El autor falleció en su domicilio de muerte súbita a los 61 años

Su última novela, Las cuatro fugas de Manuel (Espasa), no era, según su autor, una novela sobre el exilio, sino 'una historia sobre la lucha de un hombre por encontrar un lugar en el mundo donde poder exiliarse'. Jesús Díaz (La Habana, 1941) murió ayer en Madrid a los 61 años. Fue escritor, cineasta y profesor en la Academia de Cine de Berlín y en la Escuela de Letras de Madrid.

Cuentan sus amigos que a Jesús Díaz le encantaba hacer el chiste de un perro de la entonces Alemania oriental que cruzó el muro y se jactaba de que en el lado que había abandonado tenía de todo. ¿Y entonces, qué has venido a hacer aquí? -le preguntaba el coro de perros-. 'He venido a ladrar un poquito'. La fábula, recuerda su colaboradora Ana Carolina, resume de algún modo la explicación al exilio de Jesús Díaz, escritor y cineasta cubano que falleció la pasada madrugada en su domicilio de Madrid a los 61 años. Autor de Los años duros, Las palabras perdidas, Dime algo sobre Cuba, Siberiana y Las cuatro fugas de Manuel, entre otras, es, sin duda, Las iniciales de la tierra (Alfaguara) su novela cumbre. Publicada en Cuba después de años de censura, Las iniciales... es una crítica abierta al proceso diabólico para ingresar al partido comunista, y velada al propio sistema cubano.

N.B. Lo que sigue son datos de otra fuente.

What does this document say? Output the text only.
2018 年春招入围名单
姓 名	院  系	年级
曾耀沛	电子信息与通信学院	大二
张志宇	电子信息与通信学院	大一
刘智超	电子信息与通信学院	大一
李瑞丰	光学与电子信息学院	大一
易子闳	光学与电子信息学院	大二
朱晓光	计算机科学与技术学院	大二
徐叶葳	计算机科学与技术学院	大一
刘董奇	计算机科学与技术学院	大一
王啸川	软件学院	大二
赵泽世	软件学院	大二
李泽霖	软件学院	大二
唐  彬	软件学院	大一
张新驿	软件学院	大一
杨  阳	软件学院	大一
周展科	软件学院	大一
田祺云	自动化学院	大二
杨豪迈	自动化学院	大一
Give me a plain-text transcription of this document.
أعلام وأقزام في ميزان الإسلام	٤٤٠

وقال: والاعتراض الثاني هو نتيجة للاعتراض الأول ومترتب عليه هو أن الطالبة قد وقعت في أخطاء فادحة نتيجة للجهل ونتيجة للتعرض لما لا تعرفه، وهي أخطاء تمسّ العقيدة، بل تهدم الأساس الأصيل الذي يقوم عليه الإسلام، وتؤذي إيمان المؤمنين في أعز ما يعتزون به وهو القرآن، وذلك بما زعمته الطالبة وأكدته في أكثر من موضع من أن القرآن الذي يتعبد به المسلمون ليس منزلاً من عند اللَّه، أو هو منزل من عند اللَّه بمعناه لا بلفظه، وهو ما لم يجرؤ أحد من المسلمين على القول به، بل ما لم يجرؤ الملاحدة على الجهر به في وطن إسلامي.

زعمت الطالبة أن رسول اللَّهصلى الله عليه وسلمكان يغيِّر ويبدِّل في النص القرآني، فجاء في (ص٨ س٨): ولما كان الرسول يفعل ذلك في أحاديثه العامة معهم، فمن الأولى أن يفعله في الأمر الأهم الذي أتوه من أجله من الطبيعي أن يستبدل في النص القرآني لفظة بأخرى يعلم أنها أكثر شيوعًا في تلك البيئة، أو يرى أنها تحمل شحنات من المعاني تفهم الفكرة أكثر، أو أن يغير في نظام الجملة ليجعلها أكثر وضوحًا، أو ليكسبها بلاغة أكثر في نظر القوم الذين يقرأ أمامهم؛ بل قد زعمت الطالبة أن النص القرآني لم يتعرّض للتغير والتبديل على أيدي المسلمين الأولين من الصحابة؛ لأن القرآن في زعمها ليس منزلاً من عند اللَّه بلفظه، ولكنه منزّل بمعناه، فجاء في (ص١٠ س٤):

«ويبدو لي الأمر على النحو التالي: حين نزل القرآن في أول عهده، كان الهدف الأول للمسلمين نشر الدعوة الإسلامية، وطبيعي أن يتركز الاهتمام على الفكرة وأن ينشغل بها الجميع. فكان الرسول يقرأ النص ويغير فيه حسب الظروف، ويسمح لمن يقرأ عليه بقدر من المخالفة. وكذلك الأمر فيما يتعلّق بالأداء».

Jesús Díaz tenía vocación y experiencia fundadora y la certeza de que un proyecto democrático para Cuba tenía necesariamente que unir voces de todas las orillas. A eso se dedicó en el último decenio de su vida. El resultado de su trabajo fue la revista Encuentro de la Cultura Cubana, que se convirtió desde sus inicios en uno de los espacios construidos desde el exilio para pensar y repensar a Cuba.

A la revista le siguió tal vez su obra más ambiciosa: el periódico digital Encuentro en la red (www.cubaencuentro.com), y además, trabajó también durante los últimos años con gran entusiasmo con la editorial Colibrí.

Díaz -de cuya obra cinematográfica destacan Polvo rojo y Alicia en el pueblo de las maravillas, filme censurado por el Gobierno de La Habana y retirado de la circulación- abogaba por el levantamiento del embargo de EE UU contra la isla, era favorable al diálogo y a la reconciliación, criticaba la ley Helms-Burton, pero al mismo tiempo criticaba la falta de libertades en la isla. No era complaciente ni con La Habana ni con Washington. En resumen, una voz molesta.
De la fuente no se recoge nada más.